# Notebook 01: Data Exploration
**Project:** Synthetic Sleep Environment Dataset Generator  
**Authors:** Rushav Dash & Lisa Li  
**Course:** TECHIN 513 — Signal Processing & Machine Learning  
**University:** University of Washington  
**Date:** 2026-02-19

## Table of Contents
1. [Setup & Imports](#section-1)
2. [Load Datasets via DataLoader](#section-2)
3. [Sleep Efficiency EDA](#section-3)
4. [Room Occupancy EDA](#section-4)
5. [Smart Home EDA](#section-5)
6. [Reference Statistics Summary](#section-6)

---
## 1. Setup & Imports <a id='section-1'></a>
Add the project root to `sys.path` so the `src` package is importable, then bring in all third-party libraries used throughout this notebook.

In [None]:
import sys
import os

# Make the src package importable from this notebook
PROJECT_ROOT = os.path.abspath(os.path.join(os.getcwd(), '..'))
if PROJECT_ROOT not in sys.path:
    sys.path.insert(0, PROJECT_ROOT)

import numpy as np
import pandas as pd
import matplotlib.pyplot as plt
import matplotlib.ticker as ticker
import seaborn as sns
import kagglehub
from scipy import signal as sp_signal

from src.data_loader import DataLoader
from src.feature_extractor import FeatureExtractor

%matplotlib inline
plt.rcParams.update({'figure.dpi': 120, 'font.size': 11})
sns.set_theme(style='whitegrid')
print('Setup complete.')

---
## 2. Load Datasets via DataLoader <a id='section-2'></a>
`DataLoader.download_all()` uses **kagglehub** to pull every dataset from Kaggle and caches them locally under `data/raw/`. Subsequent calls use the local cache.

In [None]:
loader = DataLoader(data_dir=os.path.join(PROJECT_ROOT, 'data'))

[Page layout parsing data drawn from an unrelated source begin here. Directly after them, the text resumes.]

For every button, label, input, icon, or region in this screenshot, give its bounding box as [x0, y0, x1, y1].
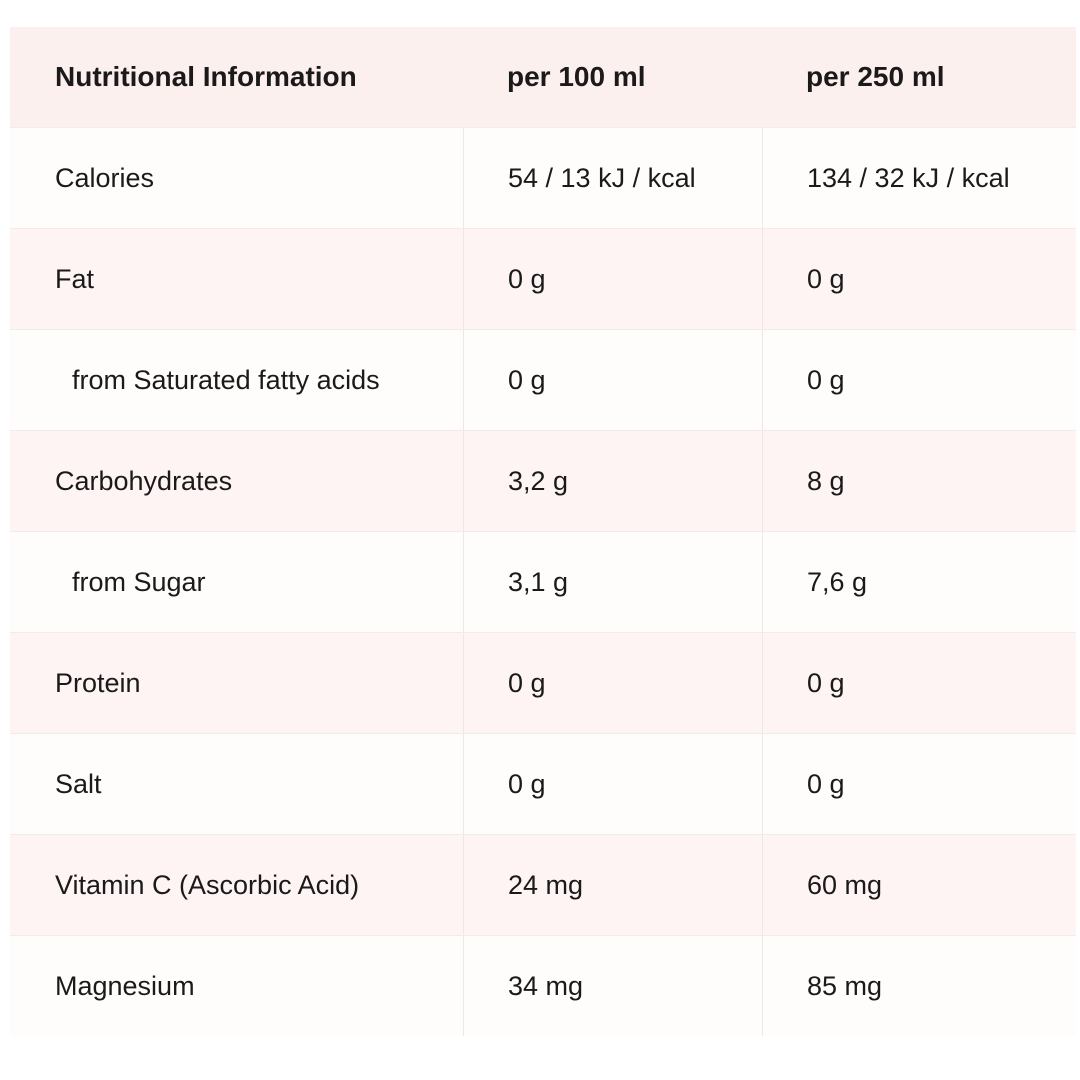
- nutrient-sublabel: from Saturated fatty acids: [72, 364, 380, 395]
- value-per-250ml: 0 g: [762, 229, 1076, 329]
- value-per-100ml: 0 g: [463, 734, 762, 834]
- value-per-100ml: 0 g: [463, 633, 762, 733]
- table-row: Protein 0 g 0 g: [10, 632, 1076, 733]
- table-header-row: Nutritional Information per 100 ml per 2…: [10, 27, 1076, 127]
- table-row: Carbohydrates 3,2 g 8 g: [10, 430, 1076, 531]
- table-row: from Sugar 3,1 g 7,6 g: [10, 531, 1076, 632]
- value-per-250ml: 60 mg: [762, 835, 1076, 935]
- header-per-100ml: per 100 ml: [507, 61, 646, 92]
- table-row: Fat 0 g 0 g: [10, 228, 1076, 329]
- value-per-250ml: 8 g: [762, 431, 1076, 531]
- table-row: from Saturated fatty acids 0 g 0 g: [10, 329, 1076, 430]
- table-row: Vitamin C (Ascorbic Acid) 24 mg 60 mg: [10, 834, 1076, 935]
- nutrition-table: Nutritional Information per 100 ml per 2…: [10, 27, 1076, 1036]
- value-per-250ml: 0 g: [762, 734, 1076, 834]
- nutrient-label: Fat: [55, 263, 95, 294]
- value-per-100ml: 0 g: [463, 229, 762, 329]
- value-per-250ml: 7,6 g: [762, 532, 1076, 632]
- table-row: Salt 0 g 0 g: [10, 733, 1076, 834]
- header-per-250ml: per 250 ml: [806, 61, 945, 92]
- value-per-100ml: 24 mg: [463, 835, 762, 935]
- nutrient-sublabel: from Sugar: [72, 566, 206, 597]
- header-nutritional-information: Nutritional Information: [55, 61, 357, 92]
- value-per-100ml: 3,1 g: [463, 532, 762, 632]
- value-per-250ml: 134 / 32 kJ / kcal: [762, 128, 1076, 228]
- value-per-250ml: 0 g: [762, 633, 1076, 733]
- nutrient-label: Protein: [55, 667, 141, 698]
- value-per-100ml: 0 g: [463, 330, 762, 430]
- nutrient-label: Salt: [55, 768, 102, 799]
- table-row: Calories 54 / 13 kJ / kcal 134 / 32 kJ /…: [10, 127, 1076, 228]
- nutrient-label: Calories: [55, 162, 155, 193]
- value-per-250ml: 0 g: [762, 330, 1076, 430]
- nutrient-label: Magnesium: [55, 970, 195, 1001]
- table-row: Magnesium 34 mg 85 mg: [10, 935, 1076, 1036]
- value-per-100ml: 54 / 13 kJ / kcal: [463, 128, 762, 228]
- value-per-100ml: 3,2 g: [463, 431, 762, 531]
- value-per-100ml: 34 mg: [463, 936, 762, 1036]
- value-per-250ml: 85 mg: [762, 936, 1076, 1036]
- nutrient-label: Carbohydrates: [55, 465, 233, 496]
- nutrient-label: Vitamin C (Ascorbic Acid): [55, 869, 360, 900]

print('Downloading / locating datasets...')
loader.download_all()
print('Download complete.')

In [None]:
df_sleep = loader.load_sleep_efficiency()
df_occ   = loader.load_room_occupancy()
df_home  = loader.load_smart_home()

print(f'Sleep Efficiency : {df_sleep.shape}')
print(f'Room Occupancy   : {df_occ.shape}')
print(f'Smart Home       : {df_home.shape if df_home is not None else "not available"}')

---
## 3. Sleep Efficiency EDA <a id='section-3'></a>
We examine the **Sleep Efficiency** dataset in detail: schema, missing values, univariate distributions, and inter-feature correlations.

In [None]:
print('=== Shape ===')
print(df_sleep.shape)
print('\n=== dtypes ===')
print(df_sleep.dtypes)
print('\n=== First 5 rows ===')
df_sleep.head()

In [None]:
print('=== Missing value counts ===')
null_counts = df_sleep.isnull().sum()
null_pct    = (null_counts / len(df_sleep) * 100).round(2)
pd.DataFrame({'null_count': null_counts, 'null_pct': null_pct}).query('null_count > 0')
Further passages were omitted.